La decisión fue adoptada por la Sección Quinta del alto tribunal, que concluyó que no existían fundamentos jurídicos suficientes para invalidar las votaciones realizadas en el Senado. Con este fallo, se mantiene en firme el archivo de la propuesta que pretendía someter a consulta ciudadana temas relacionados con la reforma laboral promovida por el Ejecutivo.
La consulta popular había sido planteada como un mecanismo alternativo para avanzar en cambios estructurales en materia laboral, luego de que el Congreso negara su aprobación. Sin embargo, el Senado rechazó la iniciativa en mayo de 2025, lo que generó una fuerte controversia política y jurídica en el país.
Tras ese resultado, distintos sectores interpusieron acciones judiciales argumentando posibles irregularidades en el proceso de votación. No obstante, el Consejo de Estado determinó que el procedimiento se ajustó a la normatividad vigente y que no había razones para repetir o anular la decisión legislativa.

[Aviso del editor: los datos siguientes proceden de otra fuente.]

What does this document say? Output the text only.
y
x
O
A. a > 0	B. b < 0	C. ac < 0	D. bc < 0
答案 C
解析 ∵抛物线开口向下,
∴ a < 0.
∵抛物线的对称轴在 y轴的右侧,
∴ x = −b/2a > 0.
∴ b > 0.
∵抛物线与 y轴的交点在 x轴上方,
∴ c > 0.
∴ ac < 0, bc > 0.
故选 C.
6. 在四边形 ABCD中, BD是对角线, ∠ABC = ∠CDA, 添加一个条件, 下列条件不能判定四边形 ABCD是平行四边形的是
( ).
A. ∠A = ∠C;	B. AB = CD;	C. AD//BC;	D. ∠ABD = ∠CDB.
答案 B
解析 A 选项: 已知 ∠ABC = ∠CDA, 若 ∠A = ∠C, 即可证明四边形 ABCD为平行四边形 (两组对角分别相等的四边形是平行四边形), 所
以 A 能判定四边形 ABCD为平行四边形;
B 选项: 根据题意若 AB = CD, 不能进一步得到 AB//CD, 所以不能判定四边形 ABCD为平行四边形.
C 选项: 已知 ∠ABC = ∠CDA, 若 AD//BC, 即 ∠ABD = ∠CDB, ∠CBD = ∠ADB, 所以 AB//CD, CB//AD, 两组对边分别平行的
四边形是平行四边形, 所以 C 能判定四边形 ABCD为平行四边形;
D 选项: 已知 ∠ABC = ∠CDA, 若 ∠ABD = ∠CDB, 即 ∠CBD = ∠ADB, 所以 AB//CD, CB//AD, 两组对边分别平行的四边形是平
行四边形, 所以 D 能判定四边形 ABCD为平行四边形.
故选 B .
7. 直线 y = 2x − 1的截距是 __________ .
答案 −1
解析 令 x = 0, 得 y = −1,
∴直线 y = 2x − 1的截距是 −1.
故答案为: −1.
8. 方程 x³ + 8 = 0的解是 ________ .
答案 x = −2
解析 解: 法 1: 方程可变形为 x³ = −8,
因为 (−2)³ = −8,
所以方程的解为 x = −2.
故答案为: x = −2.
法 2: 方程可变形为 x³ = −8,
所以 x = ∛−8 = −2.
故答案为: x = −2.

El fallo también se suma a otros episodios jurídicos relacionados con la consulta popular, como la suspensión previa del decreto con el que el Gobierno buscó convocarla directamente, en medio de tensiones entre el Ejecutivo y el Legislativo por el alcance de las reformas sociales.
Con esta decisión, se cierra una de las principales controversias institucionales derivadas del intento del Gobierno de llevar su agenda laboral a las urnas mediante mecanismos de participación directa. El pronunciamiento del Consejo de Estado reafirma el papel del Congreso en la aprobación de este tipo de iniciativas y marca un precedente sobre los límites del Ejecutivo en el uso de instrumentos extraordinarios para impulsar reformas.